The government contended that the Dart Group "failed to monitor" the fate of the drugstore chain's $3.5 million profit-sharing plan when it sold the chain for $187 million to a management-led buyout group and turned the fund over to the new owners. A similar claim was made against the former trustees of the Dart Group plan.
The executives heading the group that bought Dart Drug from the Hafts -- former chairman Alvin F. Towle and former president Stephen J. Hansbrough -- were sued in March 1989 along with Dart Drug Stores Inc. by the Labor Department for allegedly violating the Employee Retirement Income Security Act.
Specifically, the Labor Department charged that the two executives and the company used the fund's assets to buy stock in Dart Drug, paying an artificially high price. At the same time, the executives purchased stock for themselves at a much lower price, helping solidify their control.
Under its new owners, Dart Drug fell on hard times in large part because of a heavy debt load incurred in the purchase from the Hafts. Close to bankruptcy, it was sold in 1987 to a group led by Sheldon "Bud" Fantle, former president of Peoples Drug Stores Inc.
The newly dubbed Fantle's chain could not reverse the decline and it filed for Chapter 11 bankruptcy protection in August 1989. It is now in liquidation.
The Hafts said yesterday that at the time of the 1984 sale they had received assurances that no more than 10 percent of the pension plan's assets could be invested in the stock of the new company. The Labor Department said nearly 100 percent of the assets were converted into stock.
Hansbrough and Towle had alleged that the idea to use the pension money came from Dart Group Corp. officials. Sources at the Dart Group denied this accusation yesterday and company officials said they decided to settle the government's claim -- without agreeing with it -- because of the risks and costs of litigation.
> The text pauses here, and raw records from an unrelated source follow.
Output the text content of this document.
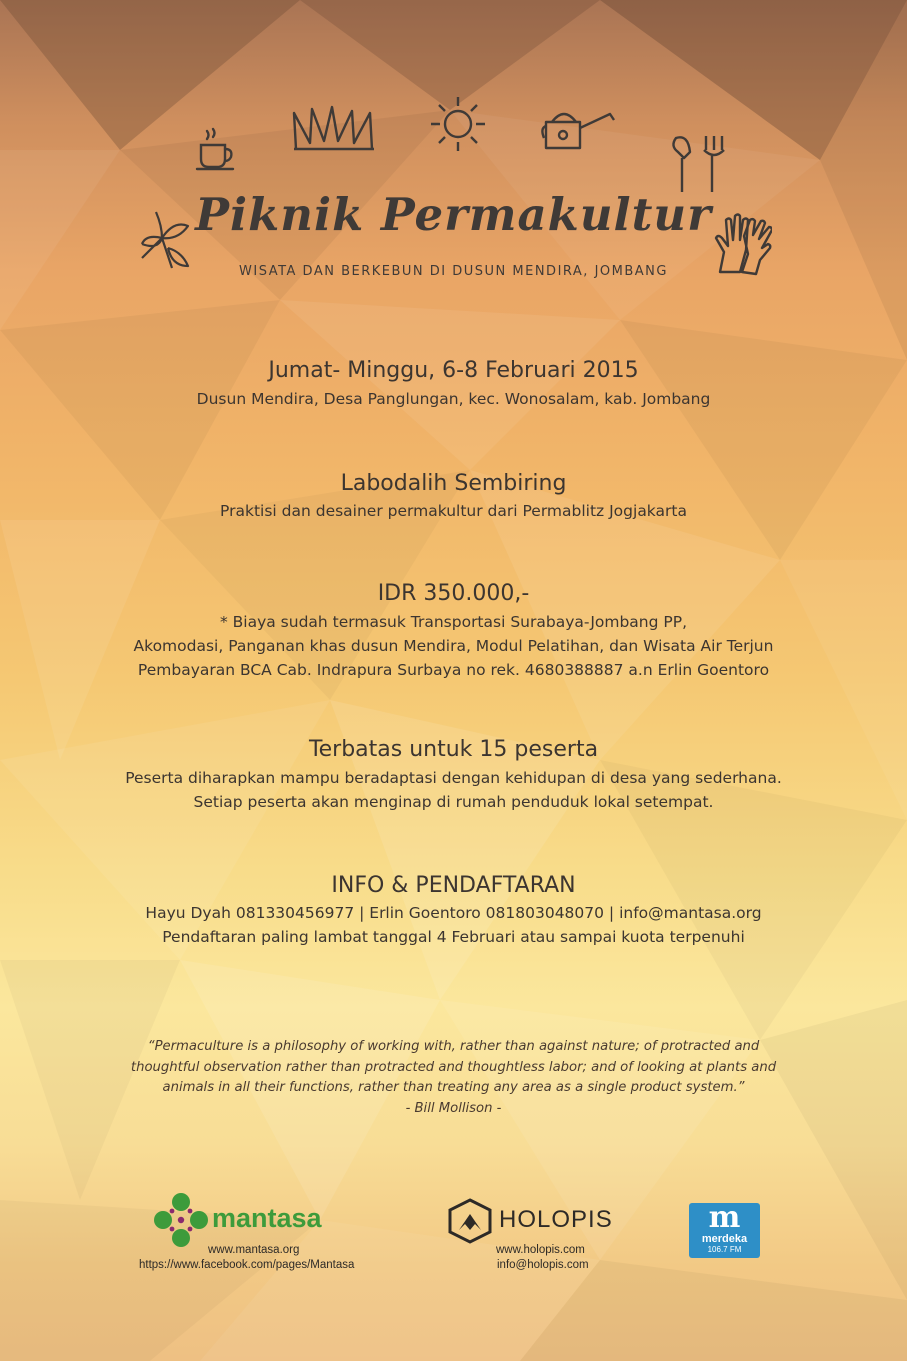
Piknik Permakultur
WISATA DAN BERKEBUN DI DUSUN MENDIRA, JOMBANG
Jumat- Minggu, 6-8 Februari 2015
Dusun Mendira, Desa Panglungan, kec. Wonosalam, kab. Jombang
Labodalih Sembiring
Praktisi dan desainer permakultur dari Permablitz Jogjakarta
IDR 350.000,-
* Biaya sudah termasuk Transportasi Surabaya-Jombang PP,
Akomodasi, Panganan khas dusun Mendira, Modul Pelatihan, dan Wisata Air Terjun
Pembayaran BCA Cab. Indrapura Surbaya no rek. 4680388887 a.n Erlin Goentoro
Terbatas untuk 15 peserta
Peserta diharapkan mampu beradaptasi dengan kehidupan di desa yang sederhana.
Setiap peserta akan menginap di rumah penduduk lokal setempat.
INFO & PENDAFTARAN
Hayu Dyah 081330456977 | Erlin Goentoro 081803048070 | info@mantasa.org
Pendaftaran paling lambat tanggal 4 Februari atau sampai kuota terpenuhi
“Permaculture is a philosophy of working with, rather than against nature; of protracted and
thoughtful observation rather than protracted and thoughtless labor; and of looking at plants and
animals in all their functions, rather than treating any area as a single product system.”
- Bill Mollison -
mantasa
www.mantasa.org
https://www.facebook.com/pages/Mantasa
HOLOPIS
www.holopis.com
info@holopis.com
m
merdeka
106.7 FM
"The company did not want to test the government's new legal theory that we were responsible for the fund after we sold it," said one source. "And instead of the money going to litigation, it seemed like it would be better if the employees got something."
The Labor Department action continues against Towle and Hansbrough and the Landover-based Dart Drug Stores Inc., even though the company is under different ownership.